Bear in mind, the energy company Origin had previously been a partner in the project, but has since withdrawn, citing technical and commercial obstacles.

But Bowen’s idea is that if you are prepared to throw enough taxpayer dollars at anything, then a project can go ahead. This is the case in this instance. The taxpayer will be stumping up between 80 and 90 per cent of the investment dollars required. And this will buy a tiny 50-megawatt electrolyser.  The expectation is that the resulting hydrogen will displace less than ten per cent of the natural gas that the plant currently uses. Big deal, I say.

But Bowen’s aim here is to utter the phrase: so, there. Using over $400 million of taxpayer money for such a trivial outcome won’t worry him. Indeed, he may even call it a demonstration project – a demonstration of his wise insights.

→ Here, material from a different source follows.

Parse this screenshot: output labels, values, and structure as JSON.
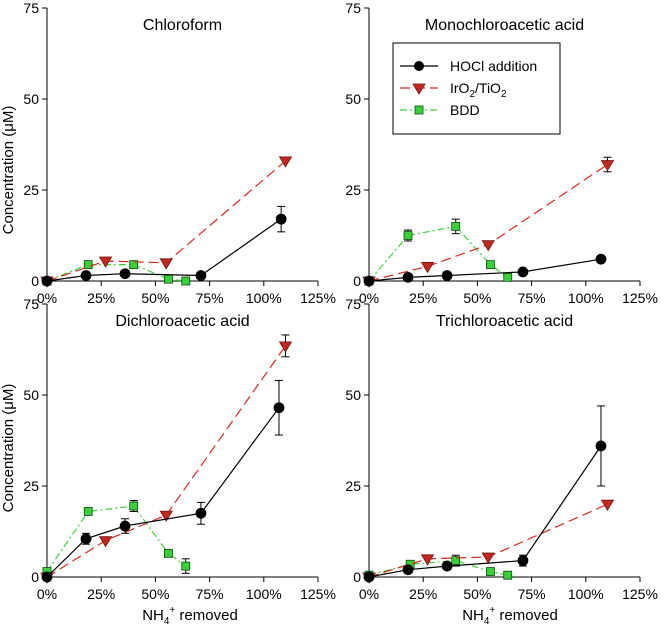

In the meantime, we must contend with the ludicrous proposals of the Superpower Institute under the guidance of those ageing economic gurus, Rod Sims and Ross Garnaut. Let’s just hope there are some bureaucrats who can recognise a con when they see it.

The idea that Australia can become some sort of world leader in producing green iron – which requires green hydrogen – and that the world will rush to our shores to purchase it is completely bonkers. Apart from the fact that there’s unlikely to be much demand for green iron for decades, if ever, China is unlikely to give up the margins to Australia. Given their superiority in manufacturing, the green iron will be produced in that country, using iron ore exported from Australia and elsewhere.

Now you might take the view that whether we have a manufacturing industry is inconsequential. But given the strategic importance of many parts of manufacturing, it’s surely short-sighted to allow what we have, to rapidly disappear.

As for new investment, unless the federal government ministers understand the key features – cheap power, regulation, industrial relations, tax and the like – that facilitate new manufacturing plants, the ‘Future Made in Australia’ should be regarded as a complete joke. It’s essentially a racket for eager rent-seekers.